Lotus Root Lion Head
1.
Take the lotus root slices out of the bag, rinse them several times, and soak them in clean water.
2.
Soak the lean pork in cold water for 20 minutes, wash off the blood and chop it into meat fillings.
3.
Soak the pepper in a little warm water for 10 minutes, put the minced meat into the pot, and pour the soaked minced pepper into the meat. Add a little starch and stir well. Beat in the eggs and mix well in one direction.
4.
Remove most of the lotus root slices (reserve a little for decoration) and chop them into fine pieces.
5.
Put the minced lotus root in the meat and stir well.
6.
Add salt, five-spice powder, sugar, cooking wine, light soy sauce, oyster sauce and sesame oil.
7.
Chop the green onion and ginger into fine pieces, add them and stir well.
8.
Put an appropriate amount of stuffing into your hands, beat it back and forth between your hands, and knead it into meatballs.
9.
Pour an appropriate amount of oil into the pan, add the meatballs one by one when the oil is warm, knead one by one, and fry until the surface becomes darker and remove.
10.
Leave a little base oil in the pot, add ginger slices and green onion knots when the oil is hot, stir-fry the aroma, pour in the meatballs, add salt, sugar, light soy sauce, dark soy sauce, boil over high heat and skim the froth. , Cover and cook for about 15 minutes until cooked through. Add chicken essence and stir well.
11.
Wash the rapeseed core, pour some water into the boiling pot, boil it, add the soda noodles, add the rapeseed core, cook for a few seconds to change color, then remove and rinse with cold water, soak and squeeze out excess water. Put the lotus root slices on the plate and put the heart of rapeseed.
12.
Turn the wok to high heat to collect the soup, add water starch in two portions, stir well, pick up the meatballs and place them on the plate, then use a spoon to pour some soup on it.
Tips:
1. The bagged lotus root slices contain citric acid. After taking it out, soak it in clean water for a while. You can add a little sugar in the water to remove the sour taste. Fresh lotus root does not need to be added.
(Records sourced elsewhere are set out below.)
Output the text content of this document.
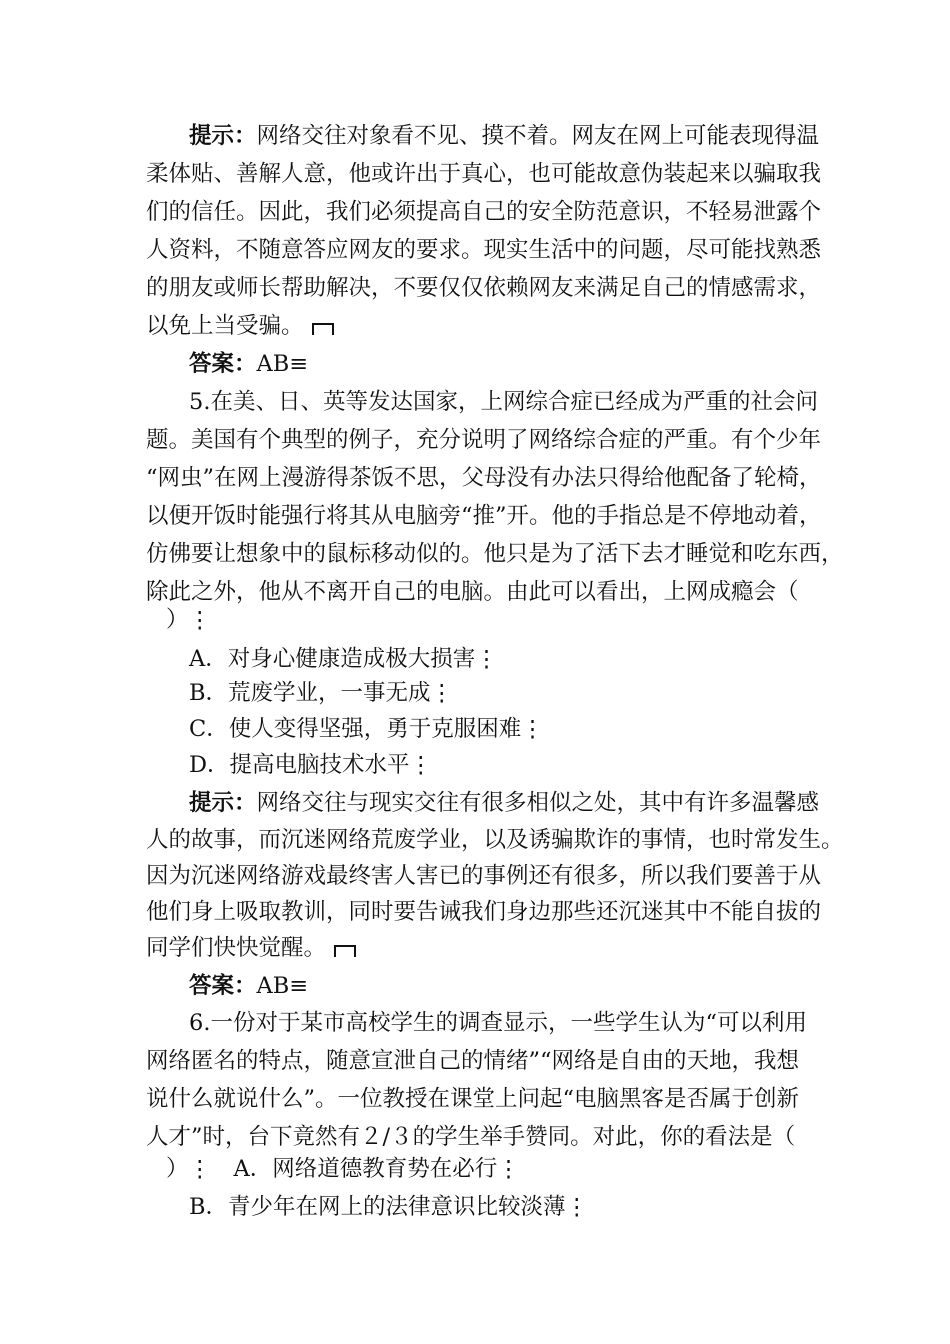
提示：网络交往对象看不见、摸不着。网友在网上可能表现得温
柔体贴、善解人意，他或许出于真心，也可能故意伪装起来以骗取我
们的信任。因此，我们必须提高自己的安全防范意识，不轻易泄露个
人资料，不随意答应网友的要求。现实生活中的问题，尽可能找熟悉
的朋友或师长帮助解决，不要仅仅依赖网友来满足自己的情感需求，
以免上当受骗。
答案：AB≡
5.在美、日、英等发达国家，上网综合症已经成为严重的社会问
题。美国有个典型的例子，充分说明了网络综合症的严重。有个少年
“网虫”在网上漫游得茶饭不思，父母没有办法只得给他配备了轮椅，
以便开饭时能强行将其从电脑旁“推”开。他的手指总是不停地动着，
仿佛要让想象中的鼠标移动似的。他只是为了活下去才睡觉和吃东西，
除此之外，他从不离开自己的电脑。由此可以看出，上网成瘾会（
）⋮
A．对身心健康造成极大损害⋮
B．荒废学业，一事无成⋮
C．使人变得坚强，勇于克服困难⋮
D．提高电脑技术水平⋮
提示：网络交往与现实交往有很多相似之处，其中有许多温馨感
人的故事，而沉迷网络荒废学业，以及诱骗欺诈的事情，也时常发生。
因为沉迷网络游戏最终害人害已的事例还有很多，所以我们要善于从
他们身上吸取教训，同时要告诫我们身边那些还沉迷其中不能自拔的
同学们快快觉醒。
答案：AB≡
6.一份对于某市高校学生的调查显示，一些学生认为“可以利用
网络匿名的特点，随意宣泄自己的情绪”“网络是自由的天地，我想
说什么就说什么”。一位教授在课堂上问起“电脑黑客是否属于创新
人才”时，台下竟然有２/３的学生举手赞同。对此，你的看法是（
）⋮　A．网络道德教育势在必行⋮
B．青少年在网上的法律意识比较淡薄⋮
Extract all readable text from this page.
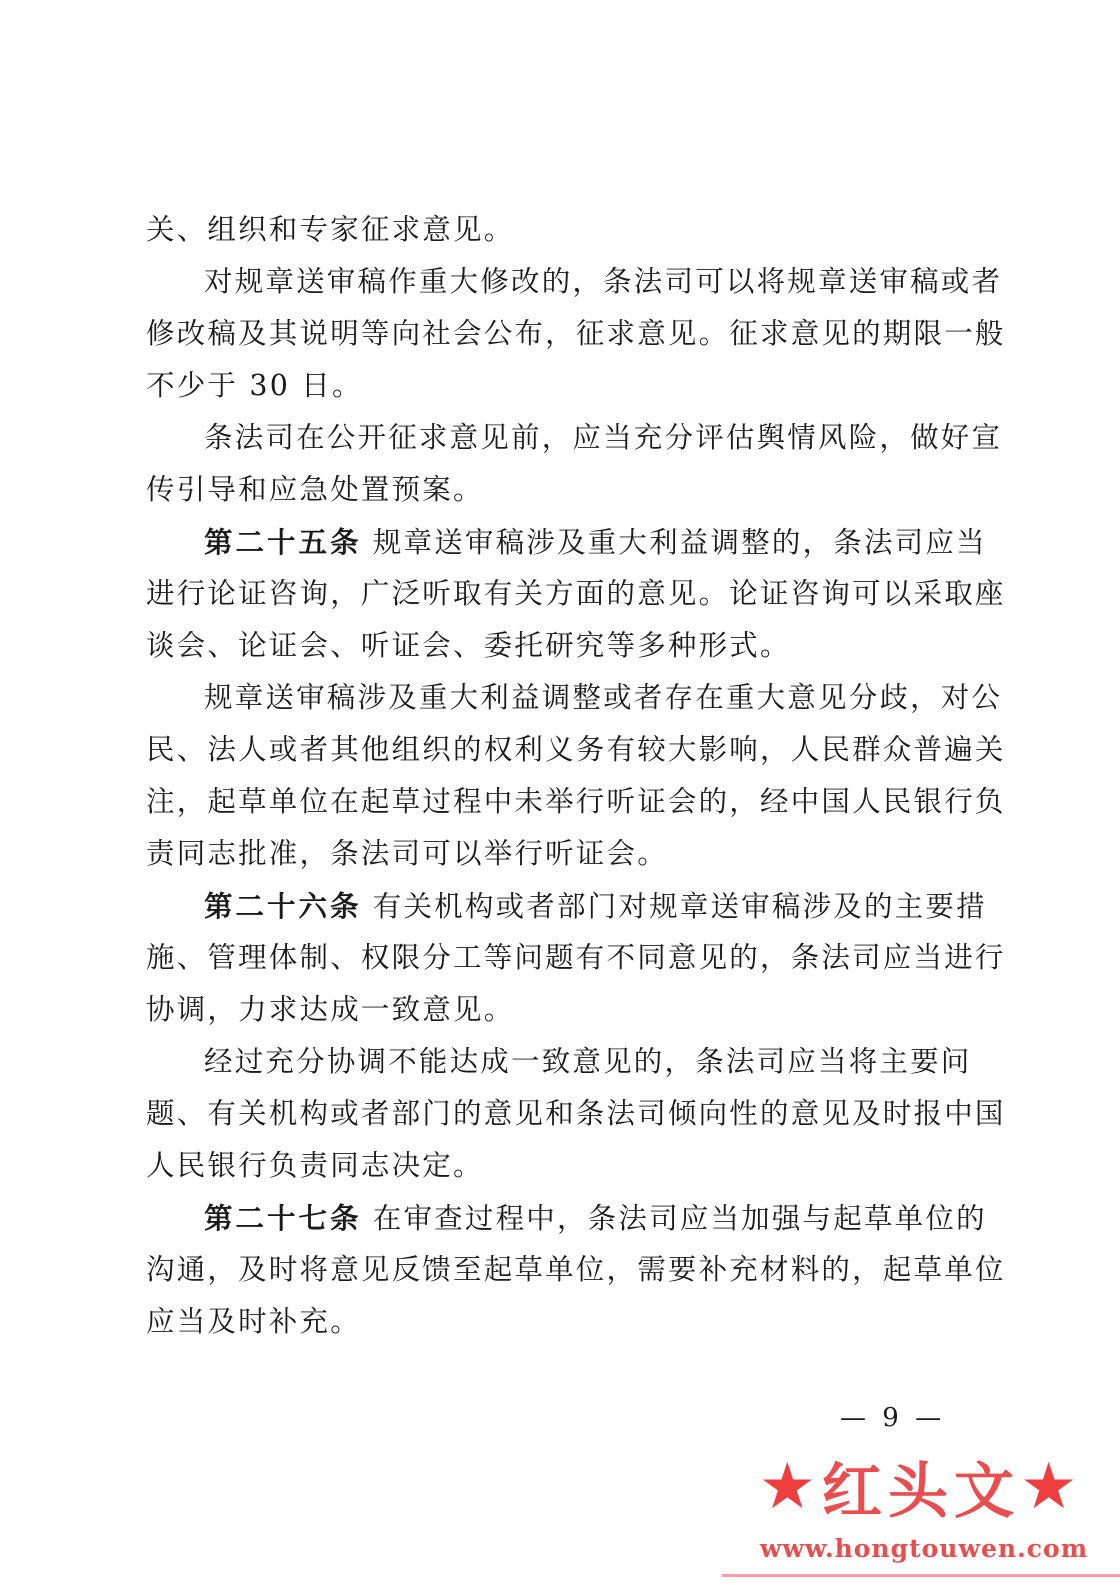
关、组织和专家征求意见。
对规章送审稿作重大修改的，条法司可以将规章送审稿或者
修改稿及其说明等向社会公布，征求意见。征求意见的期限一般
不少于 30 日。
条法司在公开征求意见前，应当充分评估舆情风险，做好宣
传引导和应急处置预案。
第二十五条 规章送审稿涉及重大利益调整的，条法司应当
进行论证咨询，广泛听取有关方面的意见。论证咨询可以采取座
谈会、论证会、听证会、委托研究等多种形式。
规章送审稿涉及重大利益调整或者存在重大意见分歧，对公
民、法人或者其他组织的权利义务有较大影响，人民群众普遍关
注，起草单位在起草过程中未举行听证会的，经中国人民银行负
责同志批准，条法司可以举行听证会。
第二十六条 有关机构或者部门对规章送审稿涉及的主要措
施、管理体制、权限分工等问题有不同意见的，条法司应当进行
协调，力求达成一致意见。
经过充分协调不能达成一致意见的，条法司应当将主要问
题、有关机构或者部门的意见和条法司倾向性的意见及时报中国
人民银行负责同志决定。
第二十七条 在审查过程中，条法司应当加强与起草单位的
沟通，及时将意见反馈至起草单位，需要补充材料的，起草单位
应当及时补充。
— 9 —
★ 红头文 ★
www.hongtouwen.com
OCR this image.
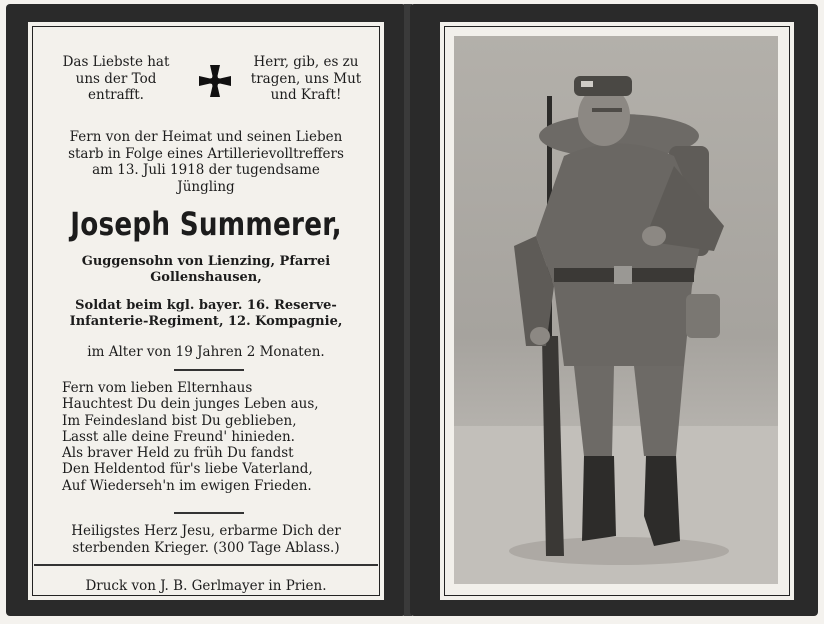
Das Liebste hat
uns der Tod
entrafft.
Herr, gib, es zu
tragen, uns Mut
und Kraft!
Fern von der Heimat und seinen Lieben
starb in Folge eines Artillerievolltreffers
am 13. Juli 1918 der tugendsame
Jüngling
Joseph Summerer,
Guggensohn von Lienzing, Pfarrei
Gollenshausen,
Soldat beim kgl. bayer. 16. Reserve-
Infanterie-Regiment, 12. Kompagnie,
im Alter von 19 Jahren 2 Monaten.
Fern vom lieben Elternhaus
Hauchtest Du dein junges Leben aus,
Im Feindesland bist Du geblieben,
Lasst alle deine Freund' hinieden.
Als braver Held zu früh Du fandst
Den Heldentod für's liebe Vaterland,
Auf Wiederseh'n im ewigen Frieden.
Heiligstes Herz Jesu, erbarme Dich der
sterbenden Krieger. (300 Tage Ablass.)
Druck von J. B. Gerlmayer in Prien.
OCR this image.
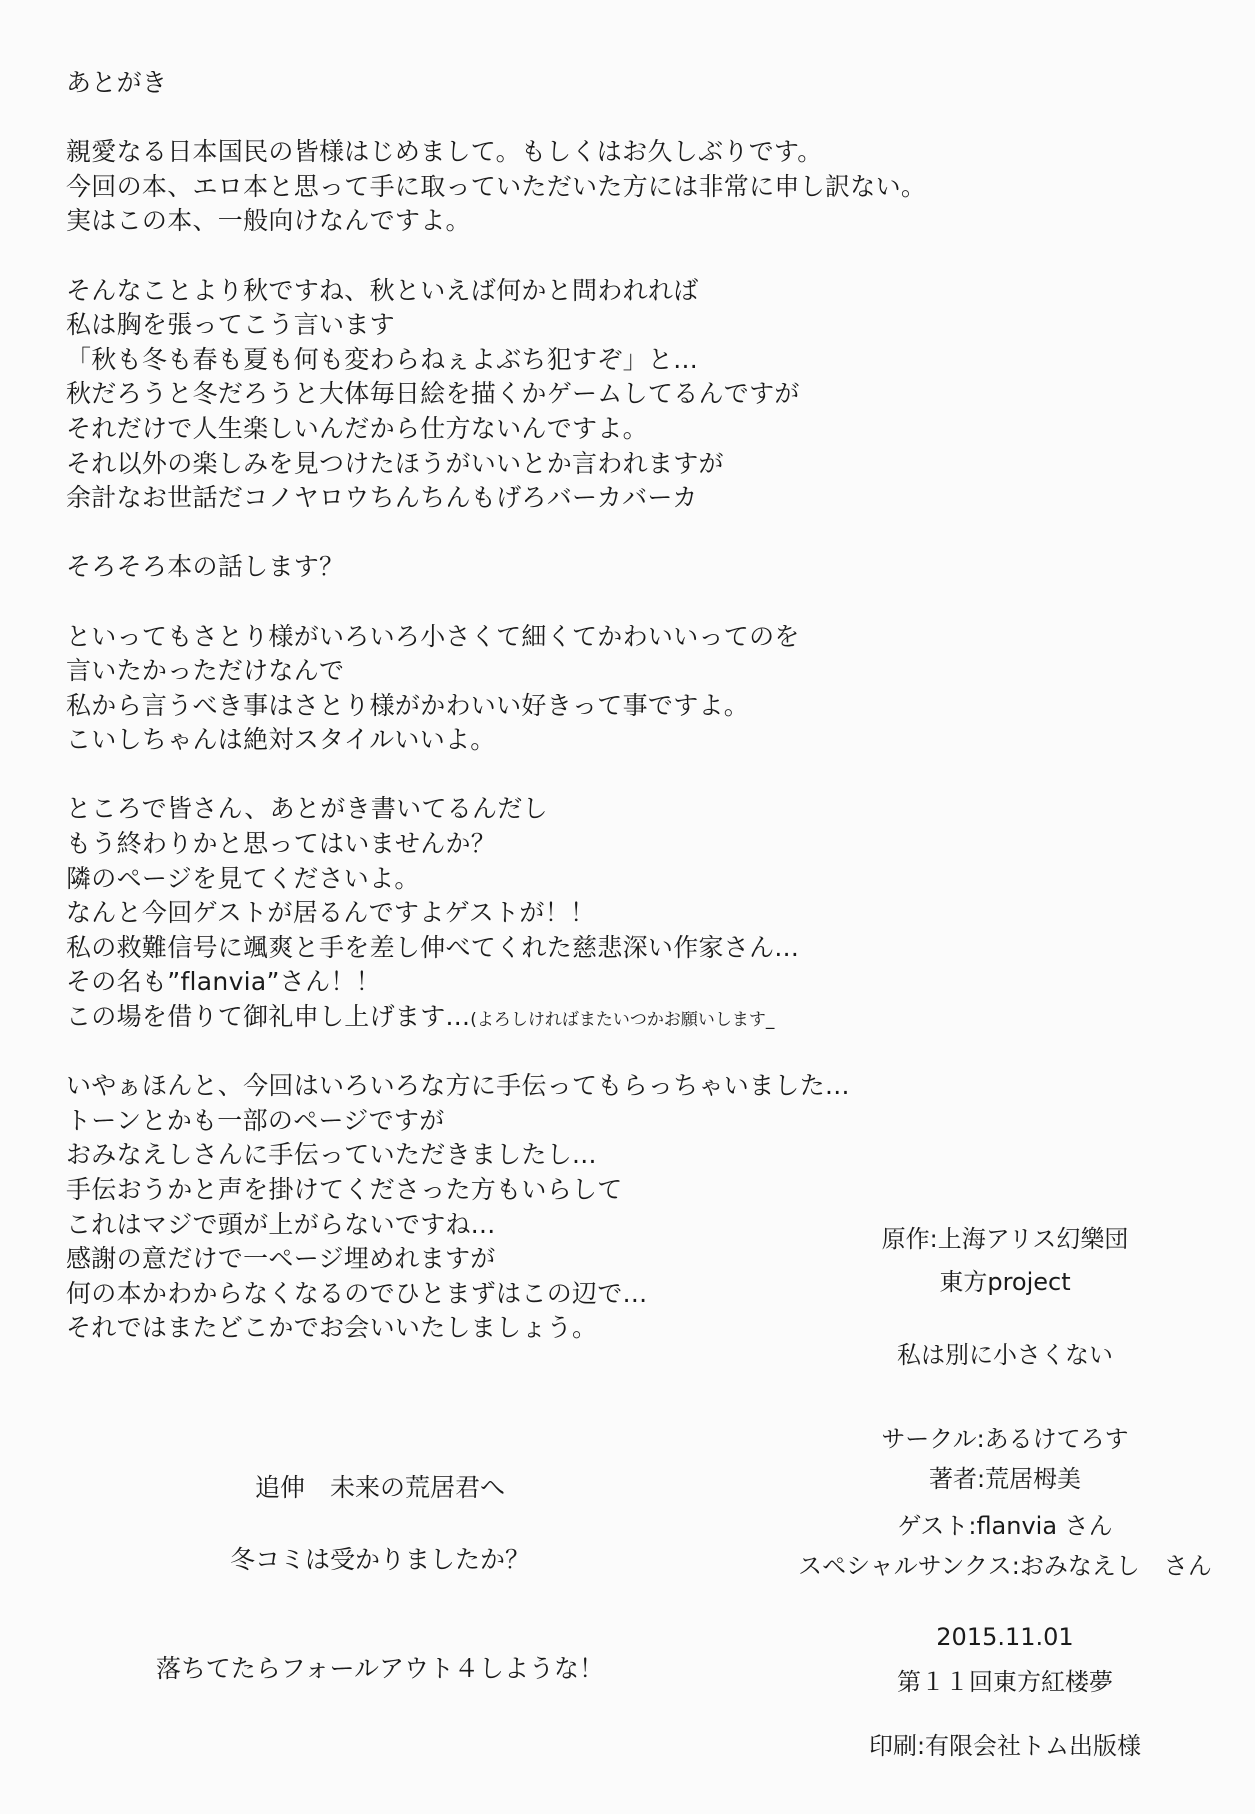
あとがき
親愛なる日本国民の皆様はじめまして。もしくはお久しぶりです。
今回の本、エロ本と思って手に取っていただいた方には非常に申し訳ない。
実はこの本、一般向けなんですよ。
そんなことより秋ですね、秋といえば何かと問われれば
私は胸を張ってこう言います
「秋も冬も春も夏も何も変わらねぇよぶち犯すぞ」と...
秋だろうと冬だろうと大体毎日絵を描くかゲームしてるんですが
それだけで人生楽しいんだから仕方ないんですよ。
それ以外の楽しみを見つけたほうがいいとか言われますが
余計なお世話だコノヤロウちんちんもげろバーカバーカ
そろそろ本の話します？
といってもさとり様がいろいろ小さくて細くてかわいいってのを
言いたかっただけなんで
私から言うべき事はさとり様がかわいい好きって事ですよ。
こいしちゃんは絶対スタイルいいよ。
ところで皆さん、あとがき書いてるんだし
もう終わりかと思ってはいませんか？
隣のページを見てくださいよ。
なんと今回ゲストが居るんですよゲストが！！
私の救難信号に颯爽と手を差し伸べてくれた慈悲深い作家さん...
その名も”flanvia”さん！！
この場を借りて御礼申し上げます...(よろしければまたいつかお願いします_
いやぁほんと、今回はいろいろな方に手伝ってもらっちゃいました...
トーンとかも一部のページですが
おみなえしさんに手伝っていただきましたし...
手伝おうかと声を掛けてくださった方もいらして
これはマジで頭が上がらないですね...
感謝の意だけで一ページ埋めれますが
何の本かわからなくなるのでひとまずはこの辺で...
それではまたどこかでお会いいたしましょう。
追伸　未来の荒居君へ
冬コミは受かりましたか？
落ちてたらフォールアウト４しような！
原作:上海アリス幻樂団
東方project
私は別に小さくない
サークル:あるけてろす
著者:荒居栂美
ゲスト:flanvia さん
スペシャルサンクス:おみなえし　さん
2015.11.01
第１１回東方紅楼夢
印刷:有限会社トム出版様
2. The lotus root slices tend to turn black when exposed to air, so after taking them out, soak them in clean water, and then take them out and chop them when used. The decorating dishes are also soaked until they are not used.
3. Always stir in one direction when stirring the minced meat, so that it is easy to get stronger. The amount of pepper water and starch should not be too much, just a little.
4. Adding alkali noodles when cooking rapeseed can make the color more green. If there is no alkali noodles, add a little oil and salt.